High Court Sets Aside £300,000 Judgment Against Tattle Life Founder After Finding Repeated Disclosure Failures
The High Court in Belfast has set aside a £300,000 judgment previously granted in favour of Neil and Donna Sands against Sebastian Bond, the founder of commentary website Tattle Life, following findings of serious and repeated failures by the plaintiffs to comply with their duty of full and frank disclosure. Mr Justice Humphreys, sitting on 5 May 2026, also ruled that both the original writ and the application to enter judgment in default had not been properly served on the first and third defendants.
Neil and Donna Sands commenced proceedings on 23 June 2023, seeking damages and injunctive relief over material published on Tattle Life between February 2021 and May 2023. The claims included harassment, misuse of private information, breach of data protection rights and defamation. Tattle Life describes itself as a commentary website on public business social media accounts, permitting members of the public to comment on and criticise individuals who choose to monetise their personal lives as a business. The defendants were initially named as persons unknown operating under the pseudonym Tattle Life. The defendants identified were Bond, Yuzu Zest Limited - a company formerly connected with the operation of Tattle Life and now in members' voluntary liquidation - and Kumquat Tree Limited, a Hong Kong company said to own and operate the website.
Judgment in default was entered on 1 December 2023 in the sum of £300,000, split equally between the two plaintiffs, along with costs. A worldwide freezing order covering assets up to £1.8 million was also made against all defendants. Bond and Kumquat Tree subsequently applied to have the proceedings struck out as an abuse of process, to have the substituted service order set aside, and to challenge the validity of service of the writ.
On 6 March 2026, a solicitor for the plaintiffs swore an affidavit stating that his previous evidence had been incomplete. He accepted that Bond had been the principal focus of the investigation and that information known about him should have been disclosed to the court at the time of the ex parte applications in 2023. He characterised the omissions as honest mistakes rather than deliberate attempts to mislead or gain a tactical advantage.
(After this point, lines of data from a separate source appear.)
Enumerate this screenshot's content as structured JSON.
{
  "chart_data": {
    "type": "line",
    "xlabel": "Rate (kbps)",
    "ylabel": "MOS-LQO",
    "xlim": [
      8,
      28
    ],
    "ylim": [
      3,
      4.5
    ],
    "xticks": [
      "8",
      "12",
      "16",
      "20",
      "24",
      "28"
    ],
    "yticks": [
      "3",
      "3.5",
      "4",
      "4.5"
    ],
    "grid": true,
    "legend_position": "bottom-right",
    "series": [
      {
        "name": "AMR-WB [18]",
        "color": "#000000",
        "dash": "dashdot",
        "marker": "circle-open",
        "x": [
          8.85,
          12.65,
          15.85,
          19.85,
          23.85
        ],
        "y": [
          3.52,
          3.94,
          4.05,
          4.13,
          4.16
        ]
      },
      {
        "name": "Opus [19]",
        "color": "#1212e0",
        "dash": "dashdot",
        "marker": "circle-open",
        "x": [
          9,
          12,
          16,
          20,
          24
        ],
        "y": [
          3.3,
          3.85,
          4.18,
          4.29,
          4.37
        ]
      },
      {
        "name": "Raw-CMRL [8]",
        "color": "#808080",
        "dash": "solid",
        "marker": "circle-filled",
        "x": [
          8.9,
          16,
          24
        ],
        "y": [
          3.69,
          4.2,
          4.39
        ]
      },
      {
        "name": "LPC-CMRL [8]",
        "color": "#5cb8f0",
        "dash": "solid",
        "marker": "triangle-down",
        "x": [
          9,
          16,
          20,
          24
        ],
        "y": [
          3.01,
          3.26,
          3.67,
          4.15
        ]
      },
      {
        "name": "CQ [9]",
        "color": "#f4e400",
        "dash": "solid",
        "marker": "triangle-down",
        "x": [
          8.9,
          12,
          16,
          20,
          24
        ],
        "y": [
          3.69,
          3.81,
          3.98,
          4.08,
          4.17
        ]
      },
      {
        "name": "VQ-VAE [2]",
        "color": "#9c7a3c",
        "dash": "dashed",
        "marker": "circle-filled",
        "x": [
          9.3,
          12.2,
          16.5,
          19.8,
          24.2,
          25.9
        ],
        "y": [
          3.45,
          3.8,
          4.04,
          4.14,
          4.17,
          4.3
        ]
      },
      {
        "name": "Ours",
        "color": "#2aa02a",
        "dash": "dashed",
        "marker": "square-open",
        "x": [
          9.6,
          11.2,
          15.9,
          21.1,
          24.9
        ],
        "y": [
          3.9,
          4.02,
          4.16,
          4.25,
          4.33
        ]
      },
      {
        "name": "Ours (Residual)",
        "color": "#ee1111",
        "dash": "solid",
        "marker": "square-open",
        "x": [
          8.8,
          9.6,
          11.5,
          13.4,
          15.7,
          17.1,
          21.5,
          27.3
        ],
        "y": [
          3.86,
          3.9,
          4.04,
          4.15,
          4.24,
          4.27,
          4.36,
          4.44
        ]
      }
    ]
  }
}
The court found that had full disclosure been made at the first ex parte hearing, the judge would have directed service on Bond by first class post at his known address in Poole and by use of multiple email addresses identified through the plaintiffs' own research. The court concluded the substituted service order would not have been made had the plaintiffs met their disclosure obligations. It further found that significant developments between September and December 2023 were not brought to the court's attention, and that when the judge asked directly about the identification of the defendants at the December 2023 hearing, the answer given - that identification had not yet been achieved - was materially deficient. The court described the disclosure failures as egregious, repeated, and spanning two years across multiple ex parte applications.
On the question of service, the court found that what was sent to the defendants was a Mimecast file-sharing link requiring an access code, rather than documents attached directly to an email as required by the substituted service order. The plaintiffs were aware that the access code had never been requested, meaning the documents had not been accessed. The court held that a plaintiff who departs from normal service methods must inform the court if documents are not downloaded, particularly when seeking orders enforceable by punitive sanction. The defendants' solicitors stated that the proceedings did not come to Bond's attention until documents were sent on 16 June 2025 and were confirmed downloaded on that date. The court found the plaintiffs had failed to establish that Bond had known of the proceedings and dismissed the application to deem service good.
The court dismissed the application to strike out the proceedings as an abuse of process, finding the court process had not been used in a way significantly different from its ordinary and proper purpose. However, the substituted service order was set aside, the writ was declared not served on the first and third defendants, and the judgment against them was set aside as a consequence. The worldwide freezing order was also set aside. The judgment against Yuzu Zest Limited, whose liquidators had been aware of it since December 2024 and had taken no steps to challenge it, remains enforceable.